Aber das war jetzt nur ein kleiner Exkurs. Es ging mir darum, um den Kommentar von Keil und Delitzsch in Band 1 zu 1. Mose 10. Dort erklären sie: Iyim ist das typische Wort für eben die Inselwelt, die griechische im Mittelmeer und auf der europäischen Seite und das ganze Gebiet von der Türkei bis nach Spanien.
Interessant ist: Im Neuen Testament, in der Apostelgeschichte und in den Briefen sehen wir, dass Paulus genau dieses Gebiet missioniert hat. In der heutigen Türkei hat er sehr ausgeprägt missioniert, und dann ging er hinüber nach Griechenland, zunächst nach Philippi, extensiv missioniert. Aber im Zweiten Timotheusbrief und auch in Römer 15 sieht man, dass er auch im ehemaligen Jugoslawien, dort wird Dalmatien und Illyrien erwähnt, gewirkt hat. Dort hat der Apostel Paulus auch gewirkt und natürlich auch in Italien, ging bis nach Rom, und in Römer 15 sagt er, dass er den Wunsch hat, bis nach Spanien zu gehen. Und tatsächlich, ausserbiblisch aus der Frühzeit, etwa ums Jahrhundert, haben wir eine Schrift, die bezeugt, dass Paulus tatsächlich bis nach Spanien gegangen ist. Die ganzen Iyim.
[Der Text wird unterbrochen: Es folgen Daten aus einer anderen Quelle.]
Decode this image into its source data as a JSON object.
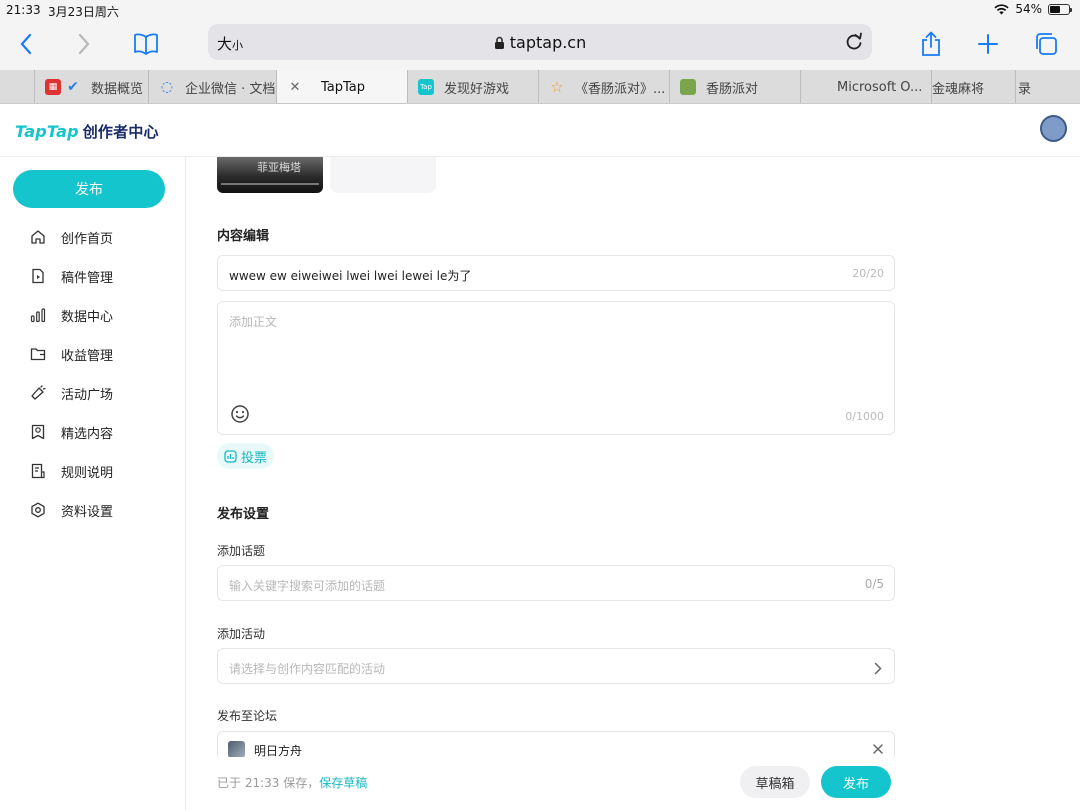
{
  "status_bar": {
    "time": "21:33",
    "date": "3月23日周六",
    "battery": "54%",
    "battery_level": 0.54
  },
  "browser": {
    "reader_size_label": "大",
    "reader_size_small": "小",
    "url": "taptap.cn",
    "icons": [
      "back-icon",
      "forward-icon",
      "bookmarks-icon",
      "lock-icon",
      "reload-icon",
      "share-icon",
      "new-tab-icon",
      "tabs-overview-icon"
    ]
  },
  "tabs": [
    {
      "label": "数据概览",
      "active": false
    },
    {
      "label": "企业微信 · 文档",
      "active": false
    },
    {
      "label": "TapTap",
      "active": true
    },
    {
      "label": "发现好游戏",
      "active": false
    },
    {
      "label": "《香肠派对》...",
      "active": false
    },
    {
      "label": "香肠派对",
      "active": false
    },
    {
      "label": "Microsoft O...",
      "active": false
    },
    {
      "label": "金魂麻将",
      "active": false
    },
    {
      "label": "录",
      "active": false
    }
  ],
  "header": {
    "logo_main": "TapTap",
    "logo_sub": "创作者中心"
  },
  "sidebar": {
    "publish_label": "发布",
    "items": [
      {
        "label": "创作首页",
        "icon": "home-icon"
      },
      {
        "label": "稿件管理",
        "icon": "file-icon"
      },
      {
        "label": "数据中心",
        "icon": "bar-chart-icon"
      },
      {
        "label": "收益管理",
        "icon": "wallet-icon"
      },
      {
        "label": "活动广场",
        "icon": "megaphone-icon"
      },
      {
        "label": "精选内容",
        "icon": "badge-icon"
      },
      {
        "label": "规则说明",
        "icon": "rules-doc-icon"
      },
      {
        "label": "资料设置",
        "icon": "settings-icon"
      }
    ]
  },
  "editor": {
    "thumb_caption": "菲亚梅塔",
    "content_section_title": "内容编辑",
    "title_value": "wwew ew eiweiwei lwei lwei lewei le为了",
    "title_count": "20/20",
    "body_placeholder": "添加正文",
    "body_count": "0/1000",
    "vote_label": "投票"
  },
  "publish_settings": {
    "section_title": "发布设置",
    "topic_label": "添加话题",
    "topic_placeholder": "输入关键字搜索可添加的话题",
    "topic_count": "0/5",
    "activity_label": "添加活动",
    "activity_placeholder": "请选择与创作内容匹配的活动",
    "forum_label": "发布至论坛",
    "forum_selected": "明日方舟"
  },
  "footer": {
    "saved_text": "已于 21:33 保存，",
    "save_draft_label": "保存草稿",
    "drafts_button": "草稿箱",
    "publish_button": "发布"
  },
  "colors": {
    "accent": "#15c5ce",
    "logo_sub": "#1a2a6a",
    "safari_blue": "#1a7cf5"
  }
}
Und darum ist es so interessant, hier zu lesen, dass Europa auf seine Lehre harren wird. Nicht wahr, wenn man so in Markus 1 liest, wie der Knecht Gottes hier kommt und beginnt zu dienen. Damals konnte man nicht wissen, wer wird eigentlich mal ganz besonders offen sein für diese frohe Nachricht. Es war die Frage: Asien? Israel gehört ja zu Asien. Es ist zwar die Landbrücke der drei Kontinente Europa, Asien, Afrika, aber effektiv ist Israel in Asien. Oder sollte es Afrika sein? Oder Europa?
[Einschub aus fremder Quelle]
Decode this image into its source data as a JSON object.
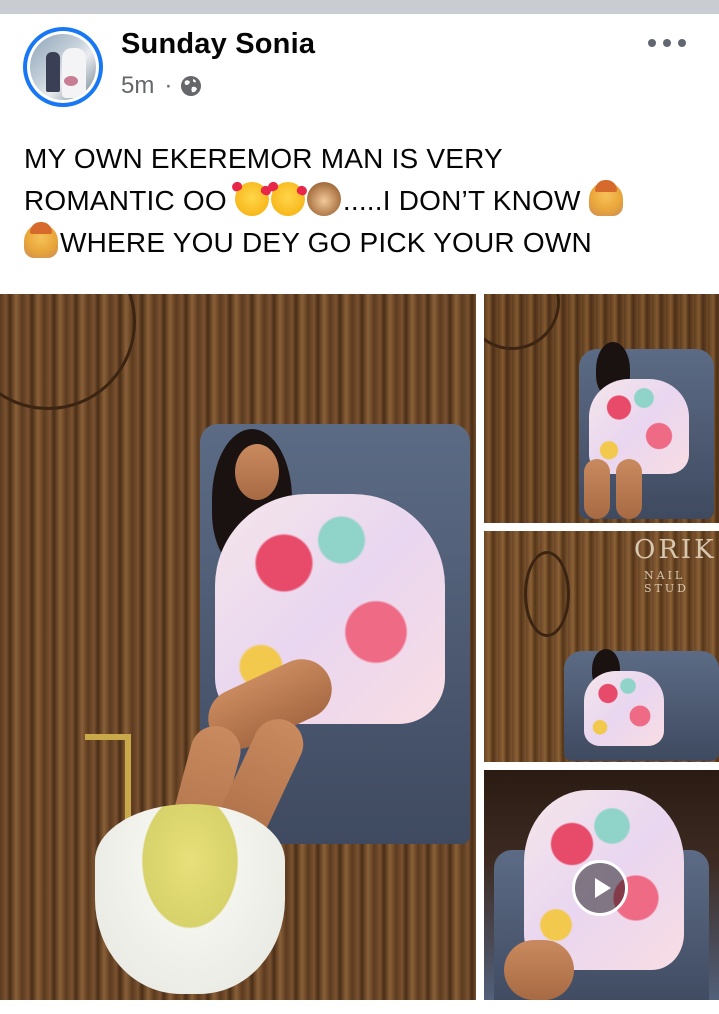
{
  "post": {
    "author": "Sunday Sonia",
    "time": "5m",
    "separator": "·",
    "audience_icon": "globe-icon",
    "menu_icon": "more-options-icon",
    "text_lines": [
      "MY OWN EKEREMOR MAN  IS VERY",
      "ROMANTIC OO",
      ".....I DON’T KNOW",
      "WHERE YOU DEY GO PICK YOUR OWN"
    ],
    "emojis": [
      "smiling-face-with-hearts",
      "smiling-face-with-hearts",
      "see-no-evil-monkey",
      "person-raising-hand",
      "person-raising-hand"
    ],
    "photos": {
      "count_visible": 4,
      "last_is_video": true,
      "sign_brand": "ORIK",
      "sign_subtitle": "NAIL STUD"
    },
    "colors": {
      "author": "#050505",
      "meta": "#65676b",
      "avatar_ring": "#1877f2"
    }
  }
}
Auch in der Apostelgeschichte ist das noch nicht so klar, denn wir sehen, wie das Evangelium alle drei Kontinente erreicht, von Anfang an: Asien, Europa, Afrika. Aber wir wissen, die weitere Geschichte hat gezeigt: Europa war der Kontinent, der mit offenen Armen das Evangelium aufgenommen hat. Nur das Traurige ist: Heute, zweitausend Jahre später, sehen wir, wie gerade Europa der Kontinent ist, der alles auf wirklich üble Art und Weise heute über Bord wirft. Und darum haben wir auch die Offenbarung, die übrigens den Fokus ganz besonders auf Europa richtet und das Gericht Gottes, das über diesen Kontinent, der einst so offen war, dass die Propheten sagten: Die Iyim werden auf seine Lehre harren, aber der dann alles so traurig verwirft heute.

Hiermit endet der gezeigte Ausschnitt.